Making the first move: an independent assessment
One at a time, as SMBs start to take up the offer of cyber security investment assistance, they have the capability to be able to offset the cost of implementing these protective services that they potentially wouldn’t have accessed before.
But how they approach the space, where they may have limited or no internal domain expertise, can be challenging.
We’re seeing a lot more small businesses seek an independent cyber security assessment to understand where they stand now and how their newfound budget can be best spent.
What they are most keen to understand is their current state of play and where their cyber security risks are. It is likely that Australian SMBs will baseline themselves against key standards such as the CIS Top 18 cyber security controls or – closer to home – the Essential Eight controls written by the Australian Signals Directorate. Both have traditionally provided guidance and ‘north star’ goals for all businesses that are investing to improve cyber security postures. They also make useful baseline measures for SMBs, as all businesses can equally benefit from the application of best practices to whatever discipline or domain they are working in.

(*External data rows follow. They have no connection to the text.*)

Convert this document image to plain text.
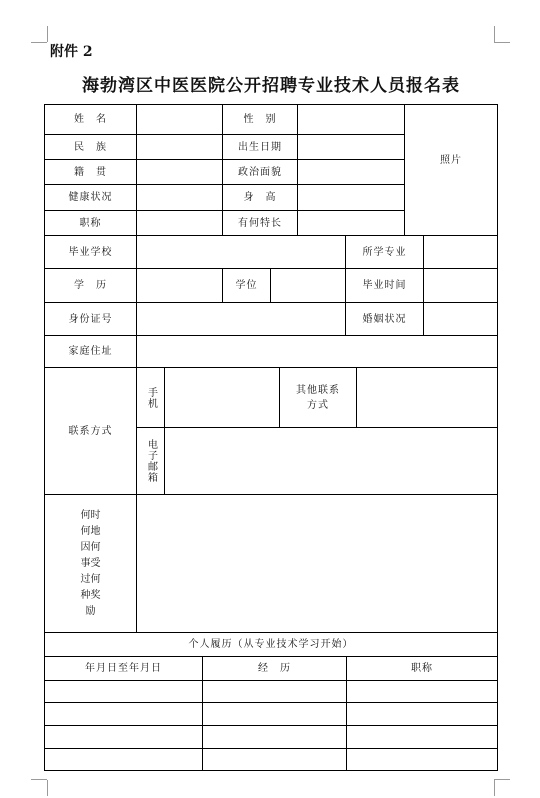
附件 2
海勃湾区中医医院公开招聘专业技术人员报名表
姓　名	性　别
照片
民　族	出生日期
籍　贯	政治面貌
健康状况	身　高
职称	有何特长
毕业学校	所学专业
学　历	学位	毕业时间
身份证号	婚姻状况
家庭住址
联系方式
手机	其他联系
方式
电子邮箱
何时何地因何事受过何种奖励
个人履历（从专业技术学习开始）
年月日至年月日	经　历	职称
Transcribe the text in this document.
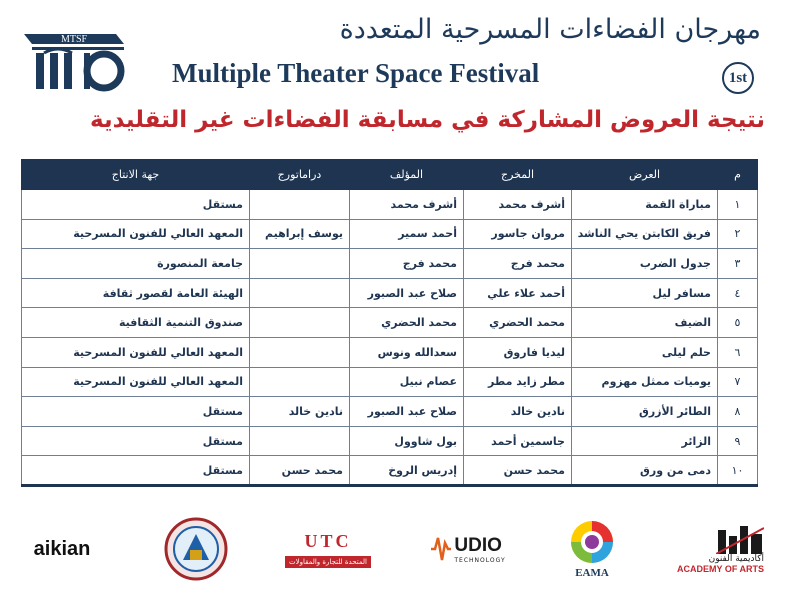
MTSF	مهرجان الفضاءات المسرحية المتعددة
Multiple Theater Space Festival	1st
نتيجة العروض المشاركة في مسابقة الفضاءات غير التقليدية
م	العرض	المخرج	المؤلف	دراماتورج	جهة الانتاج
١	مباراة القمة	أشرف محمد	أشرف محمد		مستقل
٢	فريق الكابتن يحي الناشد	مروان جاسور	أحمد سمير	يوسف إبراهيم	المعهد العالي للفنون المسرحية
٣	جدول الضرب	محمد فرج	محمد فرج		جامعة المنصورة
٤	مسافر ليل	أحمد علاء علي	صلاح عبد الصبور		الهيئة العامة لقصور ثقافة
٥	الضيف	محمد الحضري	محمد الحضري		صندوق التنمية الثقافية
٦	حلم ليلى	ليديا فاروق	سعدالله ونوس		المعهد العالي للفنون المسرحية
٧	يوميات ممثل مهزوم	مطر زايد مطر	عصام نبيل		المعهد العالي للفنون المسرحية
٨	الطائر الأزرق	نادين خالد	صلاح عبد الصبور	نادين خالد	مستقل
٩	الزائر	جاسمين أحمد	بول شاوول		مستقل
١٠	دمى من ورق	محمد حسن	إدريس الروخ	محمد حسن	مستقل
aikian	UTC
المتحدة للتجارة والمقاولات
UDIO
TECHNOLOGY
EAMA
أكاديمية الفنون
ACADEMY OF ARTS
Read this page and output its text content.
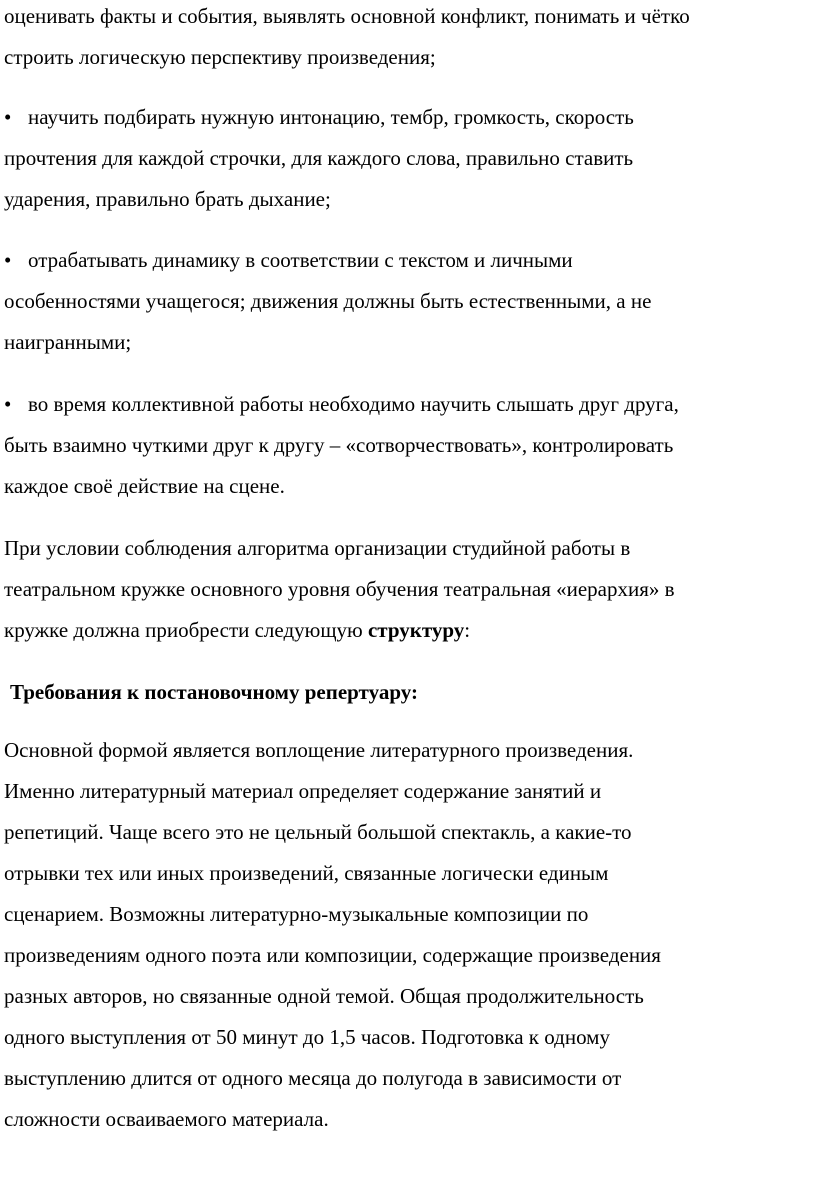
оценивать факты и события, выявлять основной конфликт, понимать и чётко
строить логическую перспективу произведения;
• научить подбирать нужную интонацию, тембр, громкость, скорость
прочтения для каждой строчки, для каждого слова, правильно ставить
ударения, правильно брать дыхание;
• отрабатывать динамику в соответствии с текстом и личными
особенностями учащегося; движения должны быть естественными, а не
наигранными;
• во время коллективной работы необходимо научить слышать друг друга,
быть взаимно чуткими друг к другу – «сотворчествовать», контролировать
каждое своё действие на сцене.
При условии соблюдения алгоритма организации студийной работы в
театральном кружке основного уровня обучения театральная «иерархия» в
кружке должна приобрести следующую структуру:
Требования к постановочному репертуару:
Основной формой является воплощение литературного произведения.
Именно литературный материал определяет содержание занятий и
репетиций. Чаще всего это не цельный большой спектакль, а какие-то
отрывки тех или иных произведений, связанные логически единым
сценарием. Возможны литературно-музыкальные композиции по
произведениям одного поэта или композиции, содержащие произведения
разных авторов, но связанные одной темой. Общая продолжительность
одного выступления от 50 минут до 1,5 часов. Подготовка к одному
выступлению длится от одного месяца до полугода в зависимости от
сложности осваиваемого материала.
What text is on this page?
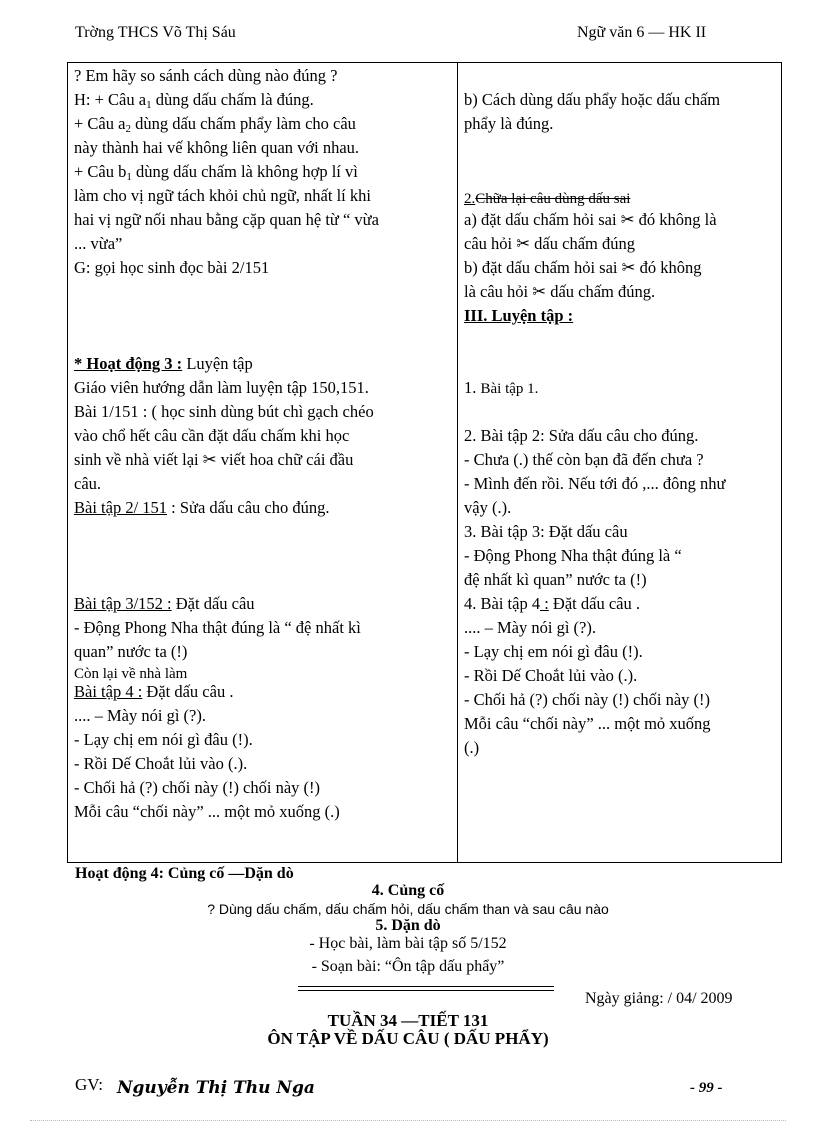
Trờng THCS Võ Thị Sáu	Ngữ văn 6 — HK II
? Em hãy so sánh cách dùng nào đúng ?
H: + Câu $a_1$ dùng dấu chấm là đúng.
+ Câu $a_2$ dùng dấu chấm phẩy làm cho câu
này thành hai vế không liên quan với nhau.
+ Câu $b_1$ dùng dấu chấm là không hợp lí vì
làm cho vị ngữ tách khỏi chủ ngữ, nhất lí khi
hai vị ngữ nối nhau bằng cặp quan hệ từ “ vừa
... vừa”
G: gọi học sinh đọc bài 2/151
* Hoạt động 3 : Luyện tập
Giáo viên hướng dẫn làm luyện tập 150,151.
Bài 1/151 : ( học sinh dùng bút chì gạch chéo
vào chổ hết câu cần đặt dấu chấm khi học
sinh về nhà viết lại ✂ viết hoa chữ cái đầu
câu.
Bài tập 2/ 151 : Sửa dấu câu cho đúng.
Bài tập 3/152 : Đặt dấu câu
- Động Phong Nha thật đúng là “ đệ nhất kì
quan” nước ta (!)
Còn lại về nhà làm
Bài tập 4 : Đặt dấu câu .
.... – Mày nói gì (?).
- Lạy chị em nói gì đâu (!).
- Rồi Dế Choắt lủi vào (.).
- Chối hả (?) chối này (!) chối này (!)
Mỗi câu “chối này” ... một mỏ xuống (.)

b) Cách dùng dấu phẩy hoặc dấu chấm
phẩy là đúng.
2.Chữa lại câu dùng dấu sai
a) đặt dấu chấm hỏi sai ✂ đó không là
câu hỏi ✂ dấu chấm đúng
b) đặt dấu chấm hỏi sai ✂ đó không
là câu hỏi ✂ dấu chấm đúng.
III. Luyện tập :
1. Bài tập 1.
2. Bài tập 2: Sửa dấu câu cho đúng.
- Chưa (.) thế còn bạn đã đến chưa ?
- Mình đến rồi. Nếu tới đó ,... đông như
vậy (.).
3. Bài tập 3: Đặt dấu câu
- Động Phong Nha thật đúng là “
đệ nhất kì quan” nước ta (!)
4. Bài tập 4 : Đặt dấu câu .
.... – Mày nói gì (?).
- Lạy chị em nói gì đâu (!).
- Rồi Dế Choắt lủi vào (.).
- Chối hả (?) chối này (!) chối này (!)
Mỗi câu “chối này” ... một mỏ xuống
(.)
Hoạt động 4: Củng cố —Dặn dò
4. Củng cố
? Dùng dấu chấm, dấu chấm hỏi, dấu chấm than và sau câu nào
5. Dặn dò
- Học bài, làm bài tập số 5/152
- Soạn bài: “Ôn tập dấu phẩy”
Ngày giảng: / 04/ 2009
TUẦN 34 —TIẾT 131
ÔN TẬP VỀ DẤU CÂU ( DẤU PHẨY)
GV: Nguyễn Thị Thu Nga	- 99 -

Given SMB budgets are still going to be small, regardless of Government assistance, it is very likely that the result of these assessments will drive SMBs to consume a mix of managed cyber security services. The exact mix will depend on the outcome of the assessment, but managed services generally are the most cost-effective way to access otherwise high-end levels of protection, avoiding significant upfront outlay while also leveraging the expertise of the managed service provider and the vendor whose technology is used.
The combined efforts of all parties involved will act as a force multiplier for the security posture of individual Australian SMBs, and for the sector generally.